I spent day 2 of PASS Summit 2015 in Bill Preachuk’s pre-con on Hadoop. The pre-con might have been a little too low-level for me, as I have experience with Hadoop (and my own presentation on the topic), but even then, it’s good to review the basics, especially for a product which changes so frequently.
There were a few important things I picked up from this session. The first one is to use Tez. Using Tez can lead to a significant performance increase for Map-Reduce operations. It’s nowhere near as fast as Spark, but it also doesn’t need to be totally in-memory either.

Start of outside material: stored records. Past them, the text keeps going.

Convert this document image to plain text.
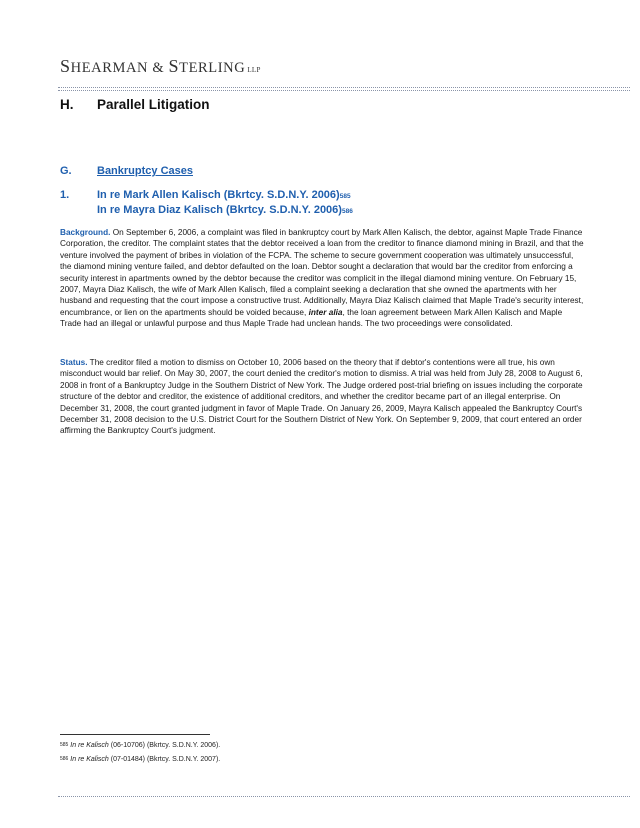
SHEARMAN & STERLING LLP
H. Parallel Litigation
G. Bankruptcy Cases
1.	In re Mark Allen Kalisch (Bkrtcy. S.D.N.Y. 2006)$^{585}$
In re Mayra Diaz Kalisch (Bkrtcy. S.D.N.Y. 2006)$^{586}$
Background. On September 6, 2006, a complaint was filed in bankruptcy court by Mark Allen Kalisch, the debtor, against Maple Trade Finance Corporation, the creditor. The complaint states that the debtor received a loan from the creditor to finance diamond mining in Brazil, and that the venture involved the payment of bribes in violation of the FCPA. The scheme to secure government cooperation was ultimately unsuccessful, the diamond mining venture failed, and debtor defaulted on the loan. Debtor sought a declaration that would bar the creditor from enforcing a security interest in apartments owned by the debtor because the creditor was complicit in the illegal diamond mining venture. On February 15, 2007, Mayra Diaz Kalisch, the wife of Mark Allen Kalisch, filed a complaint seeking a declaration that she owned the apartments with her husband and requesting that the court impose a constructive trust. Additionally, Mayra Diaz Kalisch claimed that Maple Trade's security interest, encumbrance, or lien on the apartments should be voided because, inter alia, the loan agreement between Mark Allen Kalisch and Maple Trade had an illegal or unlawful purpose and thus Maple Trade had unclean hands. The two proceedings were consolidated.
Status. The creditor filed a motion to dismiss on October 10, 2006 based on the theory that if debtor's contentions were all true, his own misconduct would bar relief. On May 30, 2007, the court denied the creditor's motion to dismiss. A trial was held from July 28, 2008 to August 6, 2008 in front of a Bankruptcy Judge in the Southern District of New York. The Judge ordered post-trial briefing on issues including the corporate structure of the debtor and creditor, the existence of additional creditors, and whether the creditor became part of an illegal enterprise. On December 31, 2008, the court granted judgment in favor of Maple Trade. On January 26, 2009, Mayra Kalisch appealed the Bankruptcy Court's December 31, 2008 decision to the U.S. District Court for the Southern District of New York. On September 9, 2009, that court entered an order affirming the Bankruptcy Court's judgment.
$^{585}$ In re Kalisch (06-10706) (Bkrtcy. S.D.N.Y. 2006).
$^{586}$ In re Kalisch (07-01484) (Bkrtcy. S.D.N.Y. 2007).
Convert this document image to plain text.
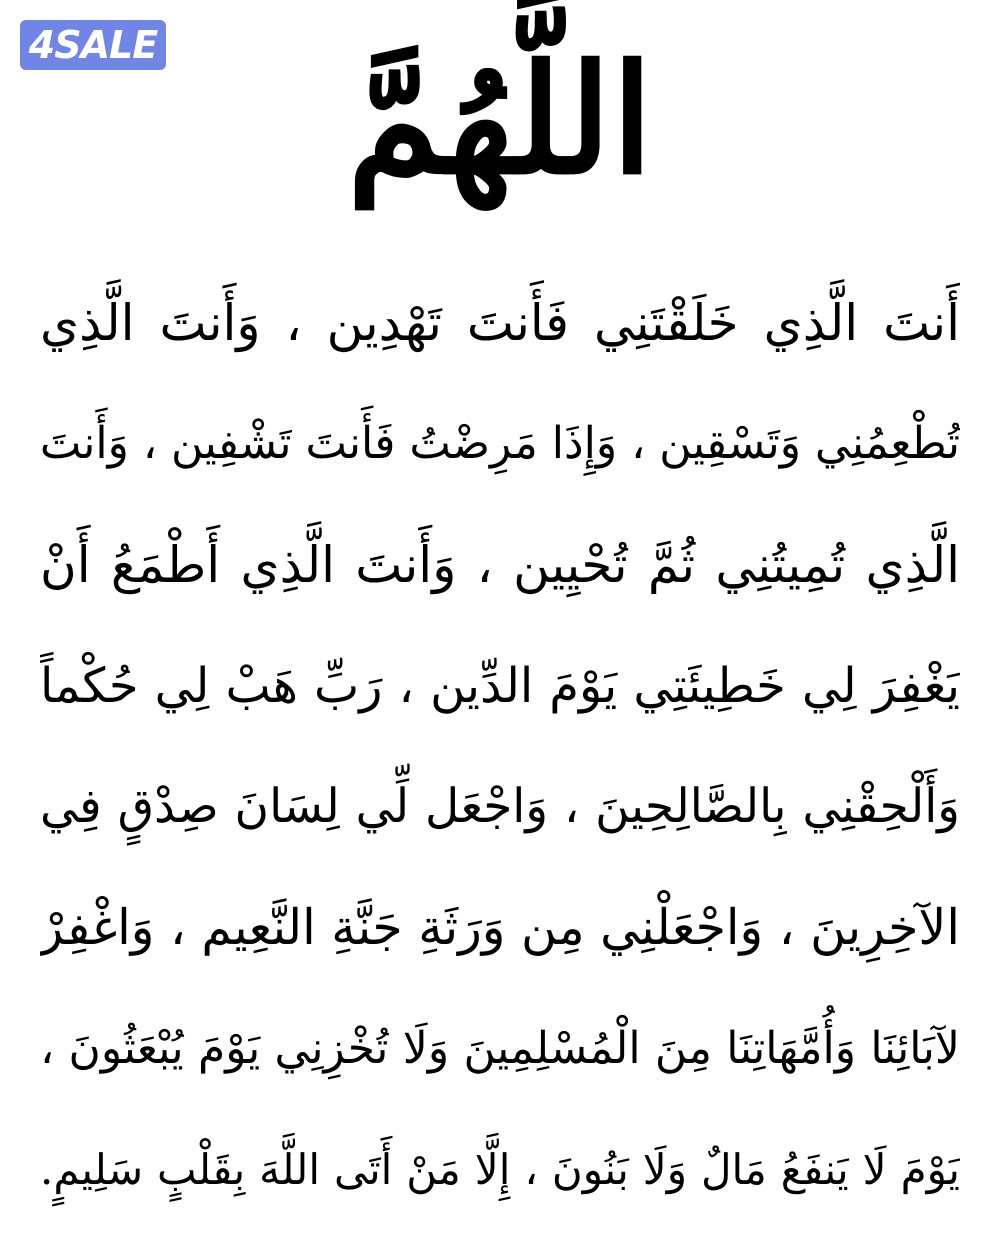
4SALE	اللَّهُمَّ
أَنتَ الَّذِي خَلَقْتَنِي فَأَنتَ تَهْدِين ، وَأَنتَ الَّذِي
تُطْعِمُنِي وَتَسْقِين ، وَإِذَا مَرِضْتُ فَأَنتَ تَشْفِين ، وَأَنتَ
الَّذِي تُمِيتُنِي ثُمَّ تُحْيِين ، وَأَنتَ الَّذِي أَطْمَعُ أَنْ
يَغْفِرَ لِي خَطِيئَتِي يَوْمَ الدِّين ، رَبِّ هَبْ لِي حُكْماً
وَأَلْحِقْنِي بِالصَّالِحِينَ ، وَاجْعَل لِّي لِسَانَ صِدْقٍ فِي
الآخِرِينَ ، وَاجْعَلْنِي مِن وَرَثَةِ جَنَّةِ النَّعِيم ، وَاغْفِرْ
لآبَائِنَا وَأُمَّهَاتِنَا مِنَ الْمُسْلِمِينَ وَلَا تُخْزِنِي يَوْمَ يُبْعَثُونَ ،
يَوْمَ لَا يَنفَعُ مَالٌ وَلَا بَنُونَ ، إِلَّا مَنْ أَتَى اللَّهَ بِقَلْبٍ سَلِيمٍ.
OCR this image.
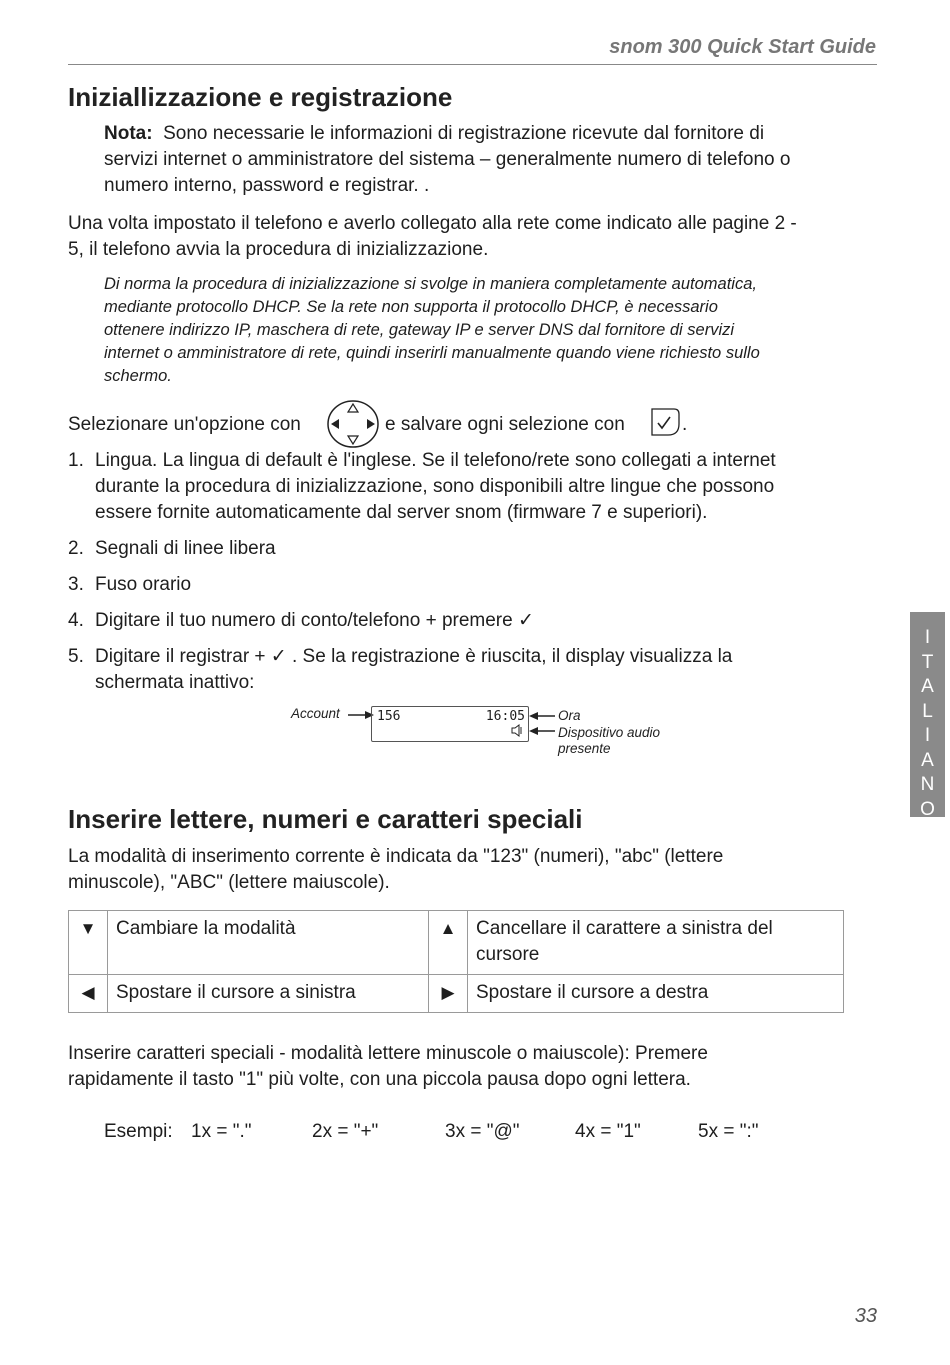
snom 300 Quick Start Guide
Iniziallizzazione e registrazione
Nota: Sono necessarie le informazioni di registrazione ricevute dal fornitore di
servizi internet o amministratore del sistema – generalmente numero di telefono o
numero interno, password e registrar. .
Una volta impostato il telefono e averlo collegato alla rete come indicato alle pagine 2 -
5, il telefono avvia la procedura di inizializzazione.
Di norma la procedura di inizializzazione si svolge in maniera completamente automatica,
mediante protocollo DHCP. Se la rete non supporta il protocollo DHCP, è necessario
ottenere indirizzo IP, maschera di rete, gateway IP e server DNS dal fornitore di servizi
internet o amministratore di rete, quindi inserirli manualmente quando viene richiesto sullo
schermo.
Selezionare un'opzione con	e salvare ogni selezione con	.
1. Lingua. La lingua di default è l'inglese. Se il telefono/rete sono collegati a internet
durante la procedura di inizializzazione, sono disponibili altre lingue che possono
essere fornite automaticamente dal server snom (firmware 7 e superiori).
2. Segnali di linee libera
3. Fuso orario
4. Digitare il tuo numero di conto/telefono + premere ✓
5. Digitare il registrar + ✓ . Se la registrazione è riuscita, il display visualizza la
schermata inattivo:
Account	156	16:05 Ora
Dispositivo audio
presente
I
T
A
L
I
A
N
O
Inserire lettere, numeri e caratteri speciali
La modalità di inserimento corrente è indicata da "123" (numeri), "abc" (lettere
minuscole), "ABC" (lettere maiuscole).
▼	Cambiare la modalità	▲	Cancellare il carattere a sinistra del
cursore

◀	Spostare il cursore a sinistra	▶	Spostare il cursore a destra
Inserire caratteri speciali - modalità lettere minuscole o maiuscole): Premere
rapidamente il tasto "1" più volte, con una piccola pausa dopo ogni lettera.
Esempi: 1x = "."	2x = "+"	3x = "@"	4x = "1"	5x = ":"
33
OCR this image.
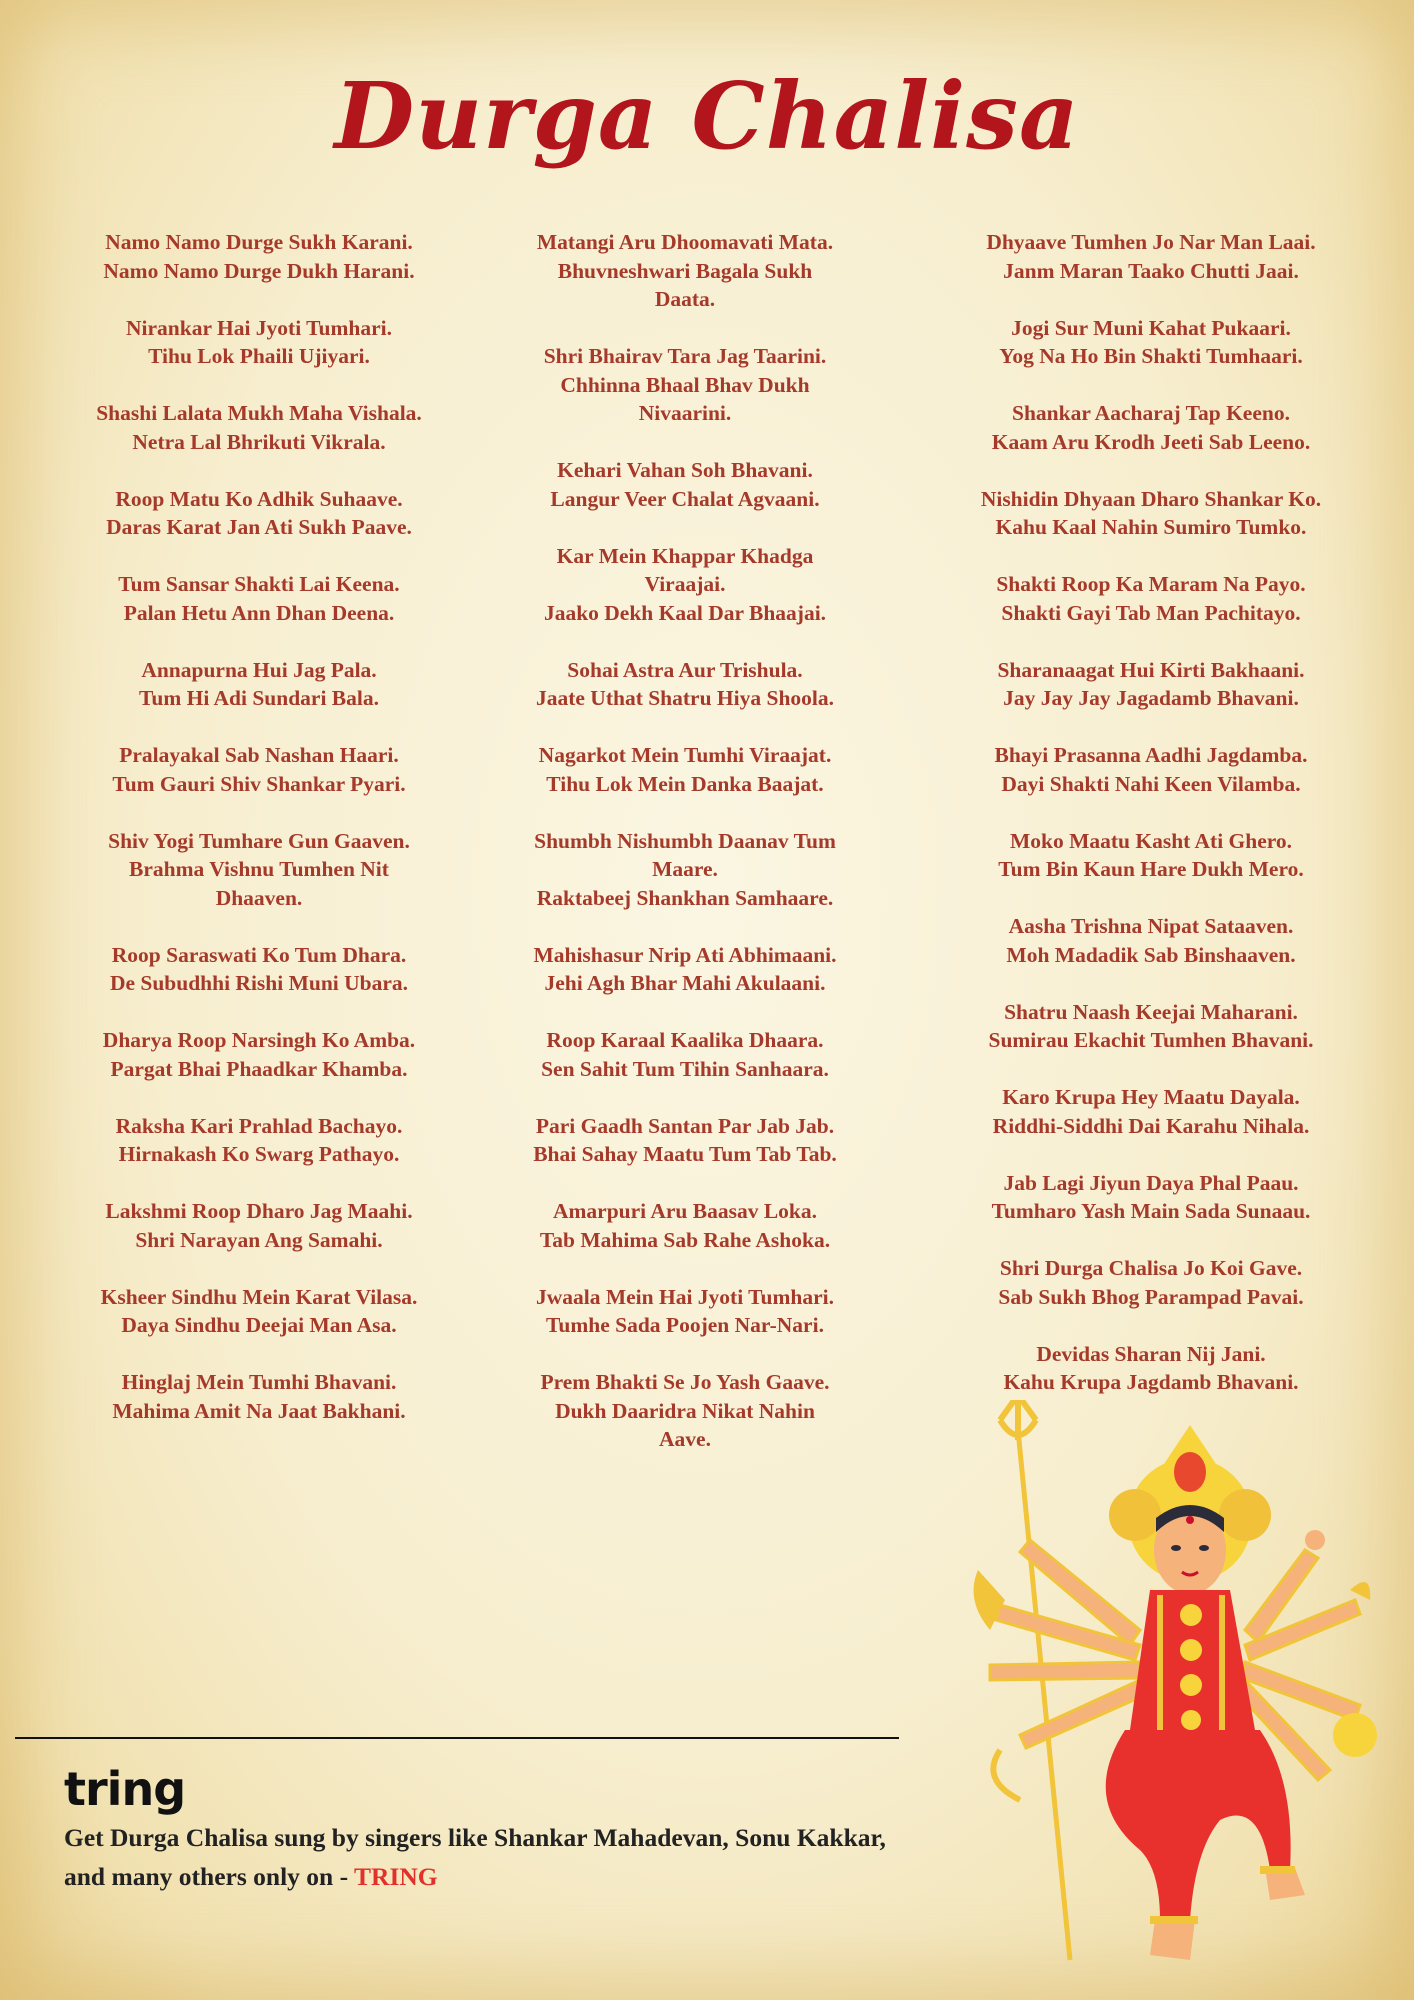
Durga Chalisa

Namo Namo Durge Sukh Karani.
Namo Namo Durge Dukh Harani.

Nirankar Hai Jyoti Tumhari.
Tihu Lok Phaili Ujiyari.

Shashi Lalata Mukh Maha Vishala.
Netra Lal Bhrikuti Vikrala.

Roop Matu Ko Adhik Suhaave.
Daras Karat Jan Ati Sukh Paave.

Tum Sansar Shakti Lai Keena.
Palan Hetu Ann Dhan Deena.

Annapurna Hui Jag Pala.
Tum Hi Adi Sundari Bala.

Pralayakal Sab Nashan Haari.
Tum Gauri Shiv Shankar Pyari.

Shiv Yogi Tumhare Gun Gaaven.
Brahma Vishnu Tumhen Nit
Dhaaven.

Roop Saraswati Ko Tum Dhara.
De Subudhhi Rishi Muni Ubara.

Dharya Roop Narsingh Ko Amba.
Pargat Bhai Phaadkar Khamba.

Raksha Kari Prahlad Bachayo.
Hirnakash Ko Swarg Pathayo.

Lakshmi Roop Dharo Jag Maahi.
Shri Narayan Ang Samahi.

Ksheer Sindhu Mein Karat Vilasa.
Daya Sindhu Deejai Man Asa.

Hinglaj Mein Tumhi Bhavani.
Mahima Amit Na Jaat Bakhani.

Matangi Aru Dhoomavati Mata.
Bhuvneshwari Bagala Sukh
Daata.

Shri Bhairav Tara Jag Taarini.
Chhinna Bhaal Bhav Dukh
Nivaarini.

Kehari Vahan Soh Bhavani.
Langur Veer Chalat Agvaani.

Kar Mein Khappar Khadga
Viraajai.
Jaako Dekh Kaal Dar Bhaajai.

Sohai Astra Aur Trishula.
Jaate Uthat Shatru Hiya Shoola.

Nagarkot Mein Tumhi Viraajat.
Tihu Lok Mein Danka Baajat.

Shumbh Nishumbh Daanav Tum
Maare.
Raktabeej Shankhan Samhaare.

Mahishasur Nrip Ati Abhimaani.
Jehi Agh Bhar Mahi Akulaani.

Roop Karaal Kaalika Dhaara.
Sen Sahit Tum Tihin Sanhaara.

Pari Gaadh Santan Par Jab Jab.
Bhai Sahay Maatu Tum Tab Tab.

Amarpuri Aru Baasav Loka.
Tab Mahima Sab Rahe Ashoka.

Jwaala Mein Hai Jyoti Tumhari.
Tumhe Sada Poojen Nar-Nari.

Prem Bhakti Se Jo Yash Gaave.
Dukh Daaridra Nikat Nahin
Aave.

Dhyaave Tumhen Jo Nar Man Laai.
Janm Maran Taako Chutti Jaai.

Jogi Sur Muni Kahat Pukaari.
Yog Na Ho Bin Shakti Tumhaari.

Shankar Aacharaj Tap Keeno.
Kaam Aru Krodh Jeeti Sab Leeno.

Nishidin Dhyaan Dharo Shankar Ko.
Kahu Kaal Nahin Sumiro Tumko.

Shakti Roop Ka Maram Na Payo.
Shakti Gayi Tab Man Pachitayo.

Sharanaagat Hui Kirti Bakhaani.
Jay Jay Jay Jagadamb Bhavani.

Bhayi Prasanna Aadhi Jagdamba.
Dayi Shakti Nahi Keen Vilamba.

Moko Maatu Kasht Ati Ghero.
Tum Bin Kaun Hare Dukh Mero.

Aasha Trishna Nipat Sataaven.
Moh Madadik Sab Binshaaven.

Shatru Naash Keejai Maharani.
Sumirau Ekachit Tumhen Bhavani.

Karo Krupa Hey Maatu Dayala.
Riddhi-Siddhi Dai Karahu Nihala.

Jab Lagi Jiyun Daya Phal Paau.
Tumharo Yash Main Sada Sunaau.

Shri Durga Chalisa Jo Koi Gave.
Sab Sukh Bhog Parampad Pavai.

Devidas Sharan Nij Jani.
Kahu Krupa Jagdamb Bhavani.

tring

Get Durga Chalisa sung by singers like Shankar Mahadevan, Sonu Kakkar, and many others only on - TRING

Another thing I picked up is that data partitioning in Hive is vital. For tables of any significant size, you want at least one partitioning structure in place. What’s interesting about Hive in contradistinction to a relational or Kimball-style warehousing system is that it’s OK to make multiple copies of a Hive table partitioned different ways. For example, you might partition sales data several different ways:
- Year/Month/Day to support date range queries and basic analytics
- Country/State to support breakdown by region
- Store# to support analysis by store
This means creating three copies of the same data, but the idea is that disk is cheap (especially if you’re following the Hadoop JBOD model).
Aside from that, I’ve put some more work into Curated SQL. I have the theme and a few other pieces set up. I’m going to try to work on the workflow and other niceties next, after which point I’ll start blasting away links.